Your program should read sets of data from a text file. The first line of the input file contains the number of the data sets. Each data set is presented in the following format:

P N
Count1 Student1 1 Student1 2 ... Student1 Count1
Count2 Student2 1 Student2 2 ... Student2 Count2
......
CountP StudentP 1 StudentP 2 ... StudentP CountP

The first line in each data set contains two positive integers separated by one blank: P (1 <= P <= 100) - the number of courses and N (1 <= N <= 300) - the number of students. The next P lines describe in sequence of the courses . from course 1 to course P, each line describing a course. The description of course i is a line that starts with an integer Count i (0 <= Count i <= N) representing the number of students visiting course i. Next, after a blank, you'll find the Count i students, visiting the course, each two consecutive separated by one blank. Students are numbered with the positive integers from 1 to N.

There are no blank lines between consecutive sets of data. Input data are correct.

The result of the program is on the standard output. For each input data set the program prints on a single line "YES" if it is possible to form a committee and "NO" otherwise. There should not be any leading blanks at the start of the line.

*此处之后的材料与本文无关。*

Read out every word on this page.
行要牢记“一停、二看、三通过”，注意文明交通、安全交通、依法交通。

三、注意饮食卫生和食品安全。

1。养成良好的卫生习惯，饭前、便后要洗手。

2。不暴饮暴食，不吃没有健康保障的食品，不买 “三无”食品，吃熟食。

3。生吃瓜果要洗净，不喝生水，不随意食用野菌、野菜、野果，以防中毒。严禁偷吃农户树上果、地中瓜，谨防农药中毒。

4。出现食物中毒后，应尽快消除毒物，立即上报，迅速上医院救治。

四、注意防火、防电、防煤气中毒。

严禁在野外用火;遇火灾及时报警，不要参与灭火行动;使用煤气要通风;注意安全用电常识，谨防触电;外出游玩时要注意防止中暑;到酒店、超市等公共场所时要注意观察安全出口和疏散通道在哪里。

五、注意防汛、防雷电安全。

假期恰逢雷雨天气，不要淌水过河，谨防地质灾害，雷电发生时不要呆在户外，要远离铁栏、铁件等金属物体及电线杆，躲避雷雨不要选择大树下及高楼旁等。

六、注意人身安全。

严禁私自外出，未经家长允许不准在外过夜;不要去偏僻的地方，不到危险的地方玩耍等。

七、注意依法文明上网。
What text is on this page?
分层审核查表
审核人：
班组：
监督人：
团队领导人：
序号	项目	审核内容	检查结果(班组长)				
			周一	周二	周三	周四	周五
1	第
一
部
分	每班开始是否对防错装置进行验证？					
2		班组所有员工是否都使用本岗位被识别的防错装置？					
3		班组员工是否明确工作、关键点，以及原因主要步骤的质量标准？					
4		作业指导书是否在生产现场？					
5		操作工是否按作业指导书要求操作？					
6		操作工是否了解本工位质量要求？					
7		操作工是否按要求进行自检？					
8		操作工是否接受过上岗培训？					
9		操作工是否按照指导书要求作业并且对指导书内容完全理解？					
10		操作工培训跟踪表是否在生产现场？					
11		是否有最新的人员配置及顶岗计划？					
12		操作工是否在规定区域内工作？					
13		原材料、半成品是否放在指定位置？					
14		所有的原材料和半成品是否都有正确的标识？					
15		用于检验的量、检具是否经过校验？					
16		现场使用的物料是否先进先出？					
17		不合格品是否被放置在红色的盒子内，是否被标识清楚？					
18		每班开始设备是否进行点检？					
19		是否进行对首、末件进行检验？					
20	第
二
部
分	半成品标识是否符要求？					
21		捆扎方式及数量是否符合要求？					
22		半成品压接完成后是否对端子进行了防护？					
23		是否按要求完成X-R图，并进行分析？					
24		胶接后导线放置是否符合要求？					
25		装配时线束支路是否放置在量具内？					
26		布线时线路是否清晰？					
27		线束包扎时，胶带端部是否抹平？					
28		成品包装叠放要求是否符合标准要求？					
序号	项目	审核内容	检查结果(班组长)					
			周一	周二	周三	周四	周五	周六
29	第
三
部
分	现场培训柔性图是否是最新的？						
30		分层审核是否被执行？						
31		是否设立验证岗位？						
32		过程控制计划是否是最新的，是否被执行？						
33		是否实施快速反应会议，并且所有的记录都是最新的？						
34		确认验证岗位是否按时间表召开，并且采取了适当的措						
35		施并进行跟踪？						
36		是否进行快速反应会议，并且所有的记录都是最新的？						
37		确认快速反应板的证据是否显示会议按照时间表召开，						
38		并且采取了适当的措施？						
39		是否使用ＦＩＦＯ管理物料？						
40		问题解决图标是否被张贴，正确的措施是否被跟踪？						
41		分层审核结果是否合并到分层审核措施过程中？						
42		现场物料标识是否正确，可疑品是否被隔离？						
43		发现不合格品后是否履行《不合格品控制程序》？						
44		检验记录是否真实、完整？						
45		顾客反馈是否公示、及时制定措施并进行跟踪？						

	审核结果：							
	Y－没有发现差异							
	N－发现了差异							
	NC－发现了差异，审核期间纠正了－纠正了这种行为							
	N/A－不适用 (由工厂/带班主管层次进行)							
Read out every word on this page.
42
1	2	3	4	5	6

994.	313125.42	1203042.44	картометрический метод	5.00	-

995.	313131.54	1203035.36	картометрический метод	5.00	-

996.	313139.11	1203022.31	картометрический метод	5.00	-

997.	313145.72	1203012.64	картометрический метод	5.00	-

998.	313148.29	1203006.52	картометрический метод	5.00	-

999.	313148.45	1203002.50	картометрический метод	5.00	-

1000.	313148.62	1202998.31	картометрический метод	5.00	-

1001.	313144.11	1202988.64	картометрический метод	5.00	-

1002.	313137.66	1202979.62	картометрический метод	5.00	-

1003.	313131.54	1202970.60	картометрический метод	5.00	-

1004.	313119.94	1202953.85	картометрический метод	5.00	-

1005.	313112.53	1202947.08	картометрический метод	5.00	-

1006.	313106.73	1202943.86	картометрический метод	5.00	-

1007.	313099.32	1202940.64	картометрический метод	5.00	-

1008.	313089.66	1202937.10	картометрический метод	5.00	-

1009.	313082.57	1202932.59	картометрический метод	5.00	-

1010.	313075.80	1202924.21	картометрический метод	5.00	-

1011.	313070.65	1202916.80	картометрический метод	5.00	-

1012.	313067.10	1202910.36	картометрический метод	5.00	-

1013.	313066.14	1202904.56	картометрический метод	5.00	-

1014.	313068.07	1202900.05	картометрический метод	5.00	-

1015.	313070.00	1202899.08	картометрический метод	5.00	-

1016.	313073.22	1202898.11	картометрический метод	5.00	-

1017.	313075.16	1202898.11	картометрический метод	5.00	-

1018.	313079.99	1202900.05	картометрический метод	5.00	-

An example of program input and output:

 

Sample Input

   
   
   
   

    
    
    
    2
3 3
3 1 2 3
2 1 2
1 1
3 3
2 1 3
2 1 3
1 1
   
   
   
   

 

Sample Output

   
   
   
   

    
    
    
    YES
NO 
   
   
   
   

意思是为每一门课分配一名同学。可以看一下我的另一篇文章，也是二分匹配的，这里不再赘述，上代码：

#include<iostream>
#include<cstdio>
#include<cstring>
using namespace std;
const int maxn = 310;
int T, p, n, co, st;
int f[maxn][maxn];
int s[maxn];
int sfl[maxn];
bool flag;
bool PP(int course)//为course分配学生
{
    for(int i =1;i <= n; ++i)
    {
        if(f[course][i] && !sfl[i])
        {
            sfl[i] = 1;
            if(!s[i] || PP(s[i]))
            {
                s[i] = course;
                return true;
            }
        }
    }
    return false;
}
int main()
{
    cin >> T;
    while(T--)
    {
        flag = true;
        memset(s, 0, sizeof(s));
        memset(f, 0, sizeof(f));
        scanf("%d %d", &p, &n);
        for(int i = 1;i <= p; ++i)
        {
            scanf("%d", &co);
            while(co--)
            {
                scanf("%d", &st);
                f[i][st] = 1;
            }
        }
        for(int i = 1;i <= p; ++i)
        {
            memset(sfl, 0, sizeof(sfl));
            if(!PP(i))
            {
                flag = false;
                break;
            }
        }
        if(flag) cout <<"YES\n";
        else cout <<"NO\n";
    }
    return 0;
}